Ce qui s’est produit, c’est que le système au pouvoir continue son jeu : c’est-à-dire à constituer des bandes de voyous alliées au ministère de l’Intérieur qu’on a pris l’habitude de voir dans toutes les marches et manifestations qu’on organise, que ce soit par solidarité à l’Irak, à la Palestine ou même pour nos propres problèmes. On a vu hier, en début de journée, des manifestations pro-Moubarak guidées des artistes de deuxième ou troisième degrés et des footballeurs qui soutiennent le système ; très vite remplacés par des voyous qu’on reconnaît facilement.
Pour semer la zizanie, terroriser et frapper. L’armée et les jeunes révolutionnaires ont tenté de fermé les issus pour les empêcher de se mêler aux manifestants, ils ont réussi à se faufiler par un accès proche du musée qu’ils ont d ailleurs attaqué. Aujourd’hui, en allant à Maydan El Tahrir, l’armée et les jeunes fouillent tout le monde, pour vérifier que ce ne sont pas des voyous. Le but de la manœuvre a échoué, il faut dire qu’ils voulaient donner l’image que c’était un conflit au sein même de l’opposition. A mon avis, c’est une tentative vaine, d’un régime en fin de course qui tente désespérément de réduire à l’échec une révolution réussie et ingénieuse. Le slogan de tout le monde était au départ «Le peuple veut faire tomber le régime» et qui est inspiré de la Révolution du jasmin, qui est devenu «Le peuple veut faire tomber Moubarak» après son discours qui n’a convaincu personne. Et depuis les événements de mercredi c’est devenu «Le peuple veut juger Moubarak».

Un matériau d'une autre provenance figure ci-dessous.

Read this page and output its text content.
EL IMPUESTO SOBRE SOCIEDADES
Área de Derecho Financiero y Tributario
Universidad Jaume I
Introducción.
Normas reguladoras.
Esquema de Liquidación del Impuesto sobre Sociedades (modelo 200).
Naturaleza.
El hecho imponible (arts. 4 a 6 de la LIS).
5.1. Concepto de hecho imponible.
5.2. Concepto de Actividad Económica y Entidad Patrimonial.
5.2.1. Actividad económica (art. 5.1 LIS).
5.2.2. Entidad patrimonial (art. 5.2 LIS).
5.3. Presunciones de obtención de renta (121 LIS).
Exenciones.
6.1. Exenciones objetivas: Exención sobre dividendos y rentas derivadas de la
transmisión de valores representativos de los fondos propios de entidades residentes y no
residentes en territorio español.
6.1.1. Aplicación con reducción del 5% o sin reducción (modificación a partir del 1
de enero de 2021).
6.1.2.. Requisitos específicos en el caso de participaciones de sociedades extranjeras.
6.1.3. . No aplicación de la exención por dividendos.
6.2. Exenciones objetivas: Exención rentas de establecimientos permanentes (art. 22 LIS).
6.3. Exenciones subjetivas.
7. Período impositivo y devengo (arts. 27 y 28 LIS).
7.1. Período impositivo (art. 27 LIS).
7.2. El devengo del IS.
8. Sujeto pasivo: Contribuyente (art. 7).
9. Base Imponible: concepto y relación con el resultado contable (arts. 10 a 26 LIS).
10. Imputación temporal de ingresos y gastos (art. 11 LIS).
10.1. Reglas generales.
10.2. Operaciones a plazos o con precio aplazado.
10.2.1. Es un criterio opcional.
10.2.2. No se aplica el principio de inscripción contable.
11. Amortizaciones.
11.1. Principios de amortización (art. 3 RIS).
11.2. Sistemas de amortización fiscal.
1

Le rôle de l’armée est très respectable, et ce, depuis le premier jour de la révolution. Il a promis de ne pas tirer sur la population, il a protégé les jeunes révolutionnaires de la place Maydan El Tahrir. Les gens ne demandent pas officiellement à l’armée d’intervenir, car cela voudrait dire un coup d’état que l’armée aurait d ailleurs très bien pu faire, mais la position de l’armée égyptienne rappelle la position du général Rachid Amar en Tunisie. L’armée égyptienne a prouvé qu’elle appartenait au peuple. Que c’est une force nationale qui sait rester neutre et qui ne se retourne pas contre sa population. Aujourd’hui, le nouveau Premier ministre est sorti demander des excuses sur ce qui s’est déroulé et déclare déclencher une enquête sur les agressions d’hier… mais le plus raisonnable, c’est que le président Moubarak parte avant le jour de la colère ultime.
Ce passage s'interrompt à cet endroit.